RUES ET PLACES NOUVELLES.
Rue d'Assas. Elle donne d'un côté dans la rue du Cherche-Midi, de l'autre dans la rue de Vaugirard. Elle a été ouverte sur l'ancien terrain des Carmes-Déchaussés.
Rue Clément. Elle longe le côté nord du marché neuf Saint-Germain, et d'une part aboutit à la rue de Seine, de l'autre à la rue Mabillon.
Rue de l'Est. Elle commence au boulevard et vient aboutir dans la rue d'Enfer, à l'endroit où est ouvert le passage de Saint-Jacques-du-Haut-Pas.
Rue Félibien. Cette rue, formée par la façade méridionale du marché Saint-Germain et par le bâtiment qui lui est parallèle, aboutit d'un côté à la rue Neuve-de-Seine, et de l'autre à la rue Mabillon.
Rue de Fleurus. Cette rue aboutit d'un côté à la grille du Luxembourg (côté du couchant), de l'autre au cul-de-sac de la rue Notre-Dame-des-Champs, auquel elle a donné son nom.
Rue des Fourneaux. Cette rue, ouverte dans la rue de Vaugirard, vient aboutir à la barrière dont elle porte le nom.
Rue Duguay-Trouin. Elle est ouverte sur la rue de Fleurus, et vient aboutir en équerre à la rue de l'Ouest.
Rue Jean-Bart. Cette rue, ouverte dans la rue de Vaugirard et vis-à-vis la rue Cassette, donne par son extrémité dans la rue de Fleurus.
Rue de la Caille. Elle donne d'un côté dans la rue d'Enfer, et de l'autre aboutit aux nouveaux boulevards.
Rue Mabillon. Elle longe le côté occidental du marché Saint-Germain, et aboutit d'un côté à la rue des Aveugles, de l'autre à celle du Four Saint-Germain.
Rue Montfaucon. Elle aboutit d'un côté dans la rue Clément, de l'autre dans celle du Four Saint-Germain. C'est l'ancienne rue de Bissi.
Rue Neuve-de-Seine. Elle commence à la rue des Quatre-Vents, aboutit d'un côté à la rue de Seine, et de l'autre fait le prolongement de la rue de Tournon.
Rue de l'Ouest. Elle commence dans la rue de Vaugirard, longe l'ancien enclos des Chartreux, et vient aboutir au boulevard.
Place Saint-Sulpice. Elle a été formée devant l'église dont elle porte le nom, et là viennent aboutir les rues Palatine, Férou, Pot-de-Fer, du Vieux-Colombier, des Canettes et des Aveugles.

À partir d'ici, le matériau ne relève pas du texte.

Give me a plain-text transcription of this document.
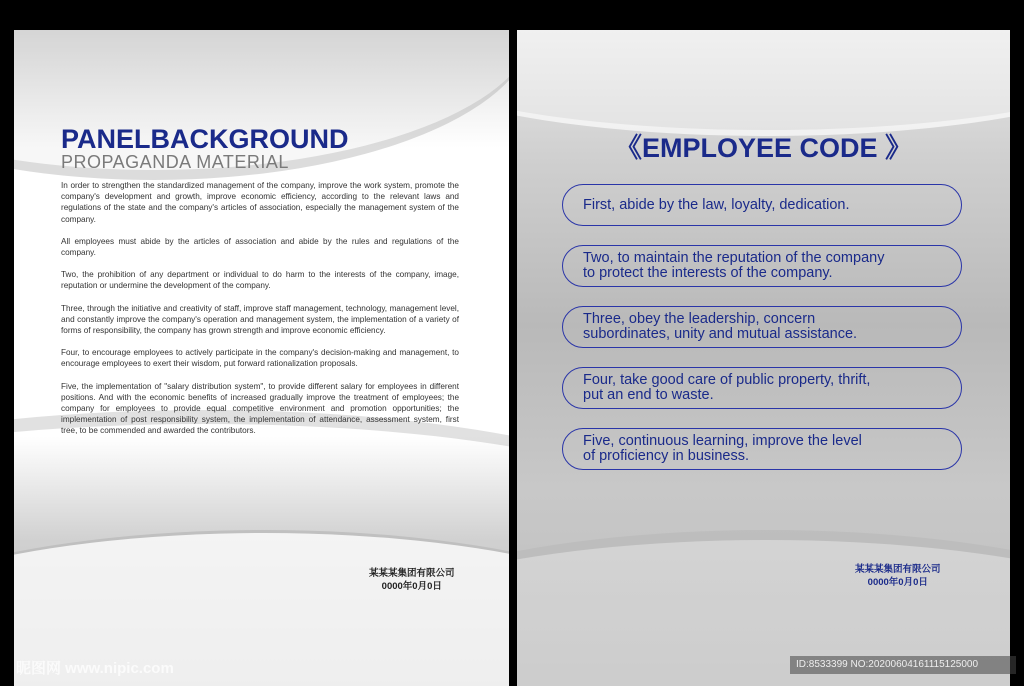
PANELBACKGROUND
PROPAGANDA MATERIAL

In order to strengthen the standardized management of the company, improve the work system, promote the company's development and growth, improve economic efficiency, according to the relevant laws and regulations of the state and the company's articles of association, especially the management system of the company.

All employees must abide by the articles of association and abide by the rules and regulations of the company.

Two, the prohibition of any department or individual to do harm to the interests of the company, image, reputation or undermine the development of the company.

Three, through the initiative and creativity of staff, improve staff management, technology, management level, and constantly improve the company's operation and management system, the implementation of a variety of forms of responsibility, the company has grown strength and improve economic efficiency.

Four, to encourage employees to actively participate in the company's decision-making and management, to encourage employees to exert their wisdom, put forward rationalization proposals.

Five, the implementation of "salary distribution system", to provide different salary for employees in different positions. And with the economic benefits of increased gradually improve the treatment of employees; the company for employees to provide equal competitive environment and promotion opportunities; the implementation of post responsibility system, the implementation of attendance, assessment system, first tree, to be commended and awarded the contributors.

某某某集团有限公司
0000年0月0日
《EMPLOYEE CODE 》
First, abide by the law, loyalty, dedication.
Two, to maintain the reputation of the company
to protect the interests of the company.
Three, obey the leadership, concern
subordinates, unity and mutual assistance.
Four, take good care of public property, thrift,
put an end to waste.
Five, continuous learning, improve the level
of proficiency in business.
某某某集团有限公司
0000年0月0日
昵图网 www.nipic.com	ID:8533399 NO:20200604161115125000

Rue Toustain. Elle aboutit d'un côté à la rue Félibien, de l'autre à la rue Neuve-de-Seine.
Rue du Val-de-Grâce. Elle a été ouverte en face de ce monastère, et vient aboutir à la rue d'Enfer.

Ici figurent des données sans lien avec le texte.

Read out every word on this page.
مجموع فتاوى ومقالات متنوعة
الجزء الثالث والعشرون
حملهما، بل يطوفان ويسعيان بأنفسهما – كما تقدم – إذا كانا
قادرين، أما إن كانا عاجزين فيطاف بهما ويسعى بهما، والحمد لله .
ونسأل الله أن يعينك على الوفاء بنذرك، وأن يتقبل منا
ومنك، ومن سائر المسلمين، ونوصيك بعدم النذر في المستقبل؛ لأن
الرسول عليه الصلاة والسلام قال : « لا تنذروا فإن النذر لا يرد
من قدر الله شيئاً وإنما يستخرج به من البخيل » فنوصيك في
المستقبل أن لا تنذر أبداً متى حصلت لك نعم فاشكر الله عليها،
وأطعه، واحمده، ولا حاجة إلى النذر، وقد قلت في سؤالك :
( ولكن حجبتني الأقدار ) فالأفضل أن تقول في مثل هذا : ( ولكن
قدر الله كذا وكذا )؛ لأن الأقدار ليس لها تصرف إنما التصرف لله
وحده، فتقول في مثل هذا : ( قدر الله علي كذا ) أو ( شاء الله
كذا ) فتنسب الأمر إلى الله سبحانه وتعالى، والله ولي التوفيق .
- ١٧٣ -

Cul-de-sac Vaugirard. Il a été ouvert dans la rue dont il porte le nom, près de la maison de l'Enfant-Jésus.
BOULEVARD.
Boulevard d'Enfer. Il prend naissance au boulevard du Mont-Parnasse, et vient aboutir à la barrière dont il porte le nom[297].
FONTAINES.
Fontaine Garancière. Elle est située à l'entrée de cette rue, du côté de celle de Vaugirard, et avoit été construite, en 1715, aux frais de la princesse Anne, palatine de Bavière, veuve de Henri-Jules de Bourbon-Condé, ainsi que l'indique l'inscription suivante, détruite pendant la révolution, et qui a été rétablie:
Aquam præfecto et ædilibus acceptam hic, suis impensis, civibus fluere voluit serenissima princeps Anna Palatina ex Bavariis, relicta serenissimi principis Henrici-Borbonii, principis Condæi, anno Domini M. D. CC. XV.
Fontaine de la rue du Regard. Cette fontaine, qui existe depuis long-temps à l'angle de cette rue et de celle de Vaugirard, est ornée, depuis quelques années, d'un bas-relief de peu de saillie et d'un bon style, lequel représente une Naïade qui se joue avec des cignes.